Pathogenesis is “the development of morbid conditions or of disease”.

Medical treatment and its corollaries have done more in modern times to secure illness than any other agent. The means used for care and cure of the sick have increased rather than abated human disorders of health.

Drugs make pathology. Remedies correct and banish it. Remedies in potency may be proved. Drugs are often proven if employed too long in single instance.

The advances made in Homoeopathy are in direct line of proving study and development. Hence the advances made in homoeopathy correspond directly with its accurate employment.

The proposition is a simple one, that Homoeopathy should be practiced according to its specific requirements. It cannot be fooled with profitably or even safely, but it will yield abundant reward to all concerned when faithfully employed.

Many years have elapsed since diphtheria antitoxin was first introduced. Of all the sera now on the market, it or its successors is still the only one highly vaunted. Others have been administered as specifics, some extensively, but the results are not desirable for publication. Just how to vanquish the bacterium and not the patient is still the problem, and the precise vocation of the bacterium is yet a secret.

It is clear that the task set himself by the laboratory worker in his declaration. ” The antisera are specific”, is exceedingly difficult of illustration, despite the great and interesting thoroughness of laboratory industry in the twentieth century. The physicist, the biologist, the chemist, each does his own work in his own way, and his conclusions approach and suggest Homoeopathy. But he does not as yet by any of his accomplishments express Homoeopathy at all clearly. He has started with an assumption, a presupposition, that involves knowledge by himself at least of processes which can hardly be determined, much less explained. It is one thing to recognize and count corpuscles, quite another to reckon with their vis a tergo. Hypotheses may be useful and logical. They are dwelt upon in the absence of facts. It is, however, well to bear in mind that hypotheses as such are abandoned when facts arrive – not before.

The therapeutic problem of today is one of safety, and it confronts the patient everywhere. It remains to determine whether it is right and expedient in the nature of medicine as a science and art to invade the human organism with the forces of any crude procedure while the utility of that procedure is not positive.

The view of disease as due primarily to bacteria established the need of immunity. When the first premise, which we reject, is entertained by the bacteriologist, he ignores all evidence to the contrary.
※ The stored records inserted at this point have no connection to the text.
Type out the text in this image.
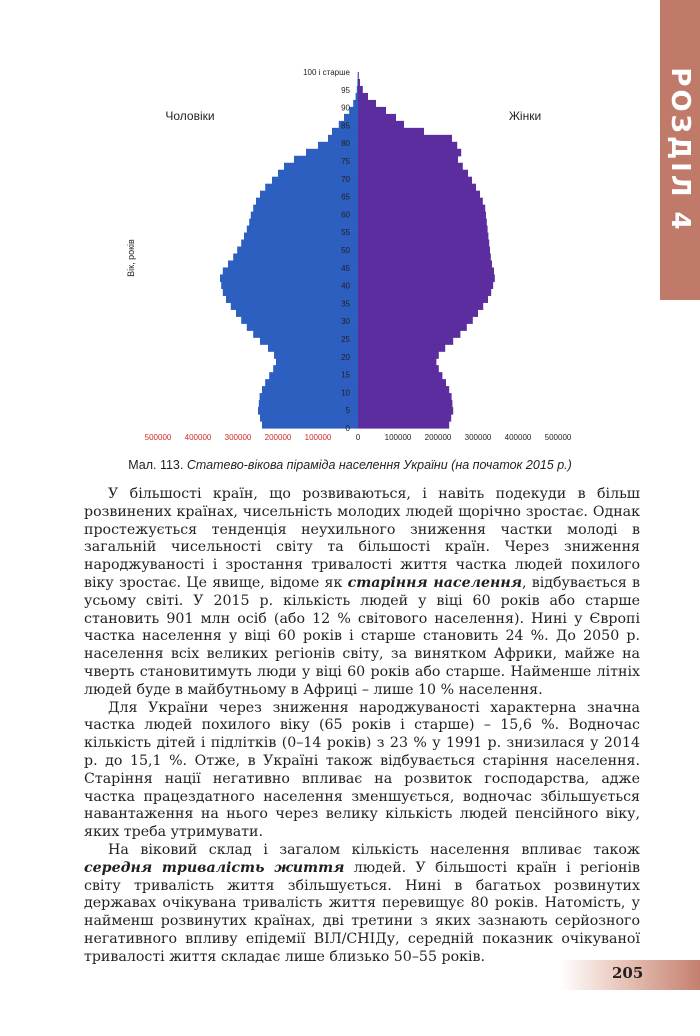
РОЗДІЛ 4
Чоловіки	Жінки
Вік, років
0
5
10
15
20
25
30
35
40
45
50
55
60
65
70
75
80
85
90
95
100 і старше
500000 400000 300000 200000 100000	0	100000 200000 300000 400000 500000
Мал. 113. Статево-вікова піраміда населення України (на початок 2015 р.)

У більшості країн, що розвиваються, і навіть подекуди в більш розвинених країнах, чисельність молодих людей щорічно зростає. Однак простежується тенденція неухильного зниження частки молоді в загальній чисельності світу та більшості країн. Через зниження народжуваності і зростання тривалості життя частка людей похилого віку зростає. Це явище, відоме як старіння населення, відбувається в усьому світі. У 2015 р. кількість людей у віці 60 років або старше становить 901 млн осіб (або 12 % світового населення). Нині у Європі частка населення у віці 60 років і старше становить 24 %. До 2050 р. населення всіх великих регіонів світу, за винятком Африки, майже на чверть становитимуть люди у віці 60 років або старше. Найменше літніх людей буде в майбутньому в Африці – лише 10 % населення.

Для України через зниження народжуваності характерна значна частка людей похилого віку (65 років і старше) – 15,6 %. Водночас кількість дітей і підлітків (0–14 років) з 23 % у 1991 р. знизилася у 2014 р. до 15,1 %. Отже, в Україні також відбувається старіння населення. Старіння нації негативно впливає на розвиток господарства, адже частка працездатного населення зменшується, водночас збільшується навантаження на нього через велику кількість людей пенсійного віку, яких треба утримувати.

На віковий склад і загалом кількість населення впливає також середня тривалість життя людей. У більшості країн і регіонів світу тривалість життя збільшується. Нині в багатьох розвинутих державах очікувана тривалість життя перевищує 80 років. Натомість, у найменш розвинутих країнах, дві третини з яких зазнають серйозного негативного впливу епідемії ВІЛ/СНІДу, середній показник очікуваної тривалості життя складає лише близько 50–55 років.

205
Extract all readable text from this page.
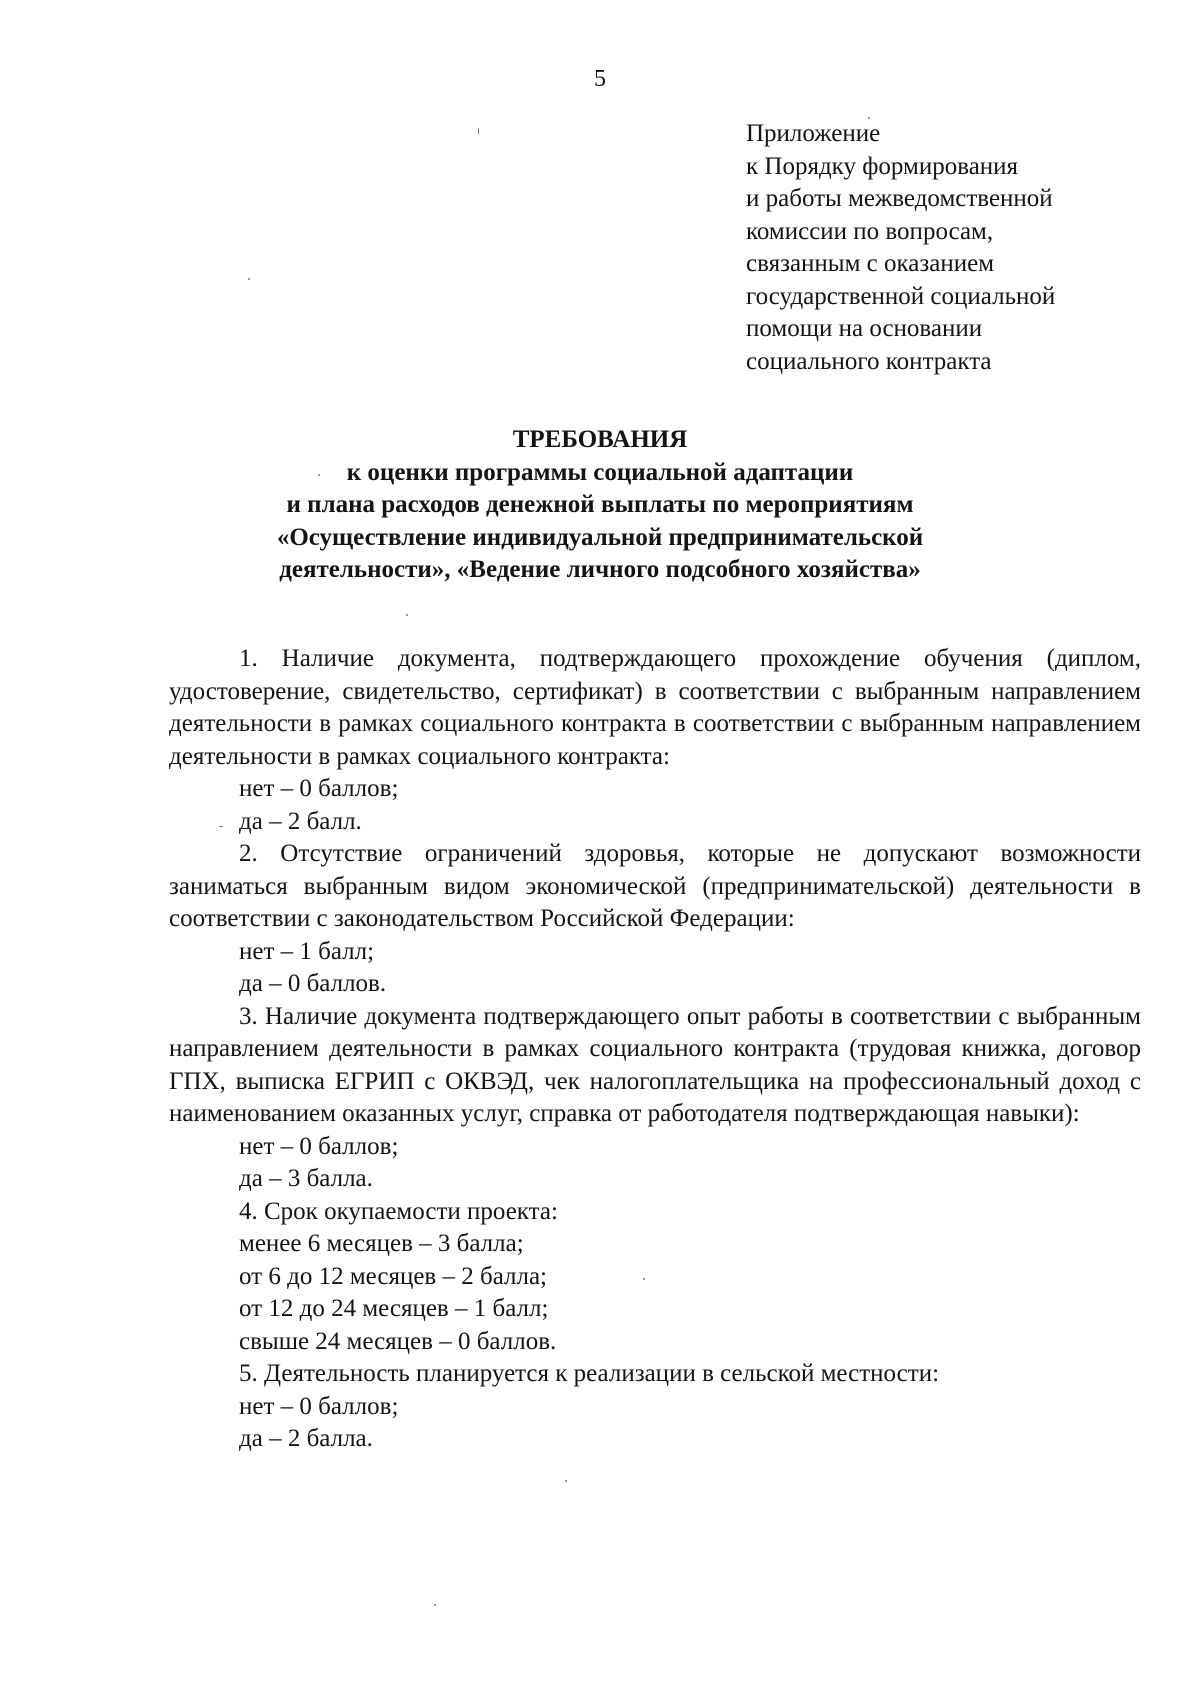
5
Приложение
к Порядку формирования
и работы межведомственной
комиссии по вопросам,
связанным с оказанием
государственной социальной
помощи на основании
социального контракта
ТРЕБОВАНИЯ
к оценки программы социальной адаптации
и плана расходов денежной выплаты по мероприятиям
«Осуществление индивидуальной предпринимательской
деятельности», «Ведение личного подсобного хозяйства»

1. Наличие документа, подтверждающего прохождение обучения (диплом, удостоверение, свидетельство, сертификат) в соответствии с выбранным направлением деятельности в рамках социального контракта в соответствии с выбранным направлением деятельности в рамках социального контракта:

нет – 0 баллов;

да – 2 балл.

2. Отсутствие ограничений здоровья, которые не допускают возможности заниматься выбранным видом экономической (предпринимательской) деятельности в соответствии с законодательством Российской Федерации:

нет – 1 балл;

да – 0 баллов.

3. Наличие документа подтверждающего опыт работы в соответствии с выбранным направлением деятельности в рамках социального контракта (трудовая книжка, договор ГПХ, выписка ЕГРИП с ОКВЭД, чек налогоплательщика на профессиональный доход с наименованием оказанных услуг, справка от работодателя подтверждающая навыки):

нет – 0 баллов;

да – 3 балла.

4. Срок окупаемости проекта:

менее 6 месяцев – 3 балла;

от 6 до 12 месяцев – 2 балла;

от 12 до 24 месяцев – 1 балл;

свыше 24 месяцев – 0 баллов.

5. Деятельность планируется к реализации в сельской местности:

нет – 0 баллов;

да – 2 балла.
The immunity proposition, that everyone must have had a form of the disease in order to be safe, is assuming that individual resistive power does not exist.

The laboratory of Homoeopathy is the living human organism, and it includes in its equipment the whole man; not his body alone, but his mind and all his functions. This important laboratory differs essentially from the so-called biological laboratories that flourish by reason of arbitrary and empiric medicine.

We insist that only the laboratory of Homoeopathy, the human being itself, its own economy, is delicate enough to aid and guide the therapist in his glorious obligation to conserve human health. Rats and rabbits and guinea pigs, and even the noble dog. Cannot tell us the things that we most need to learn.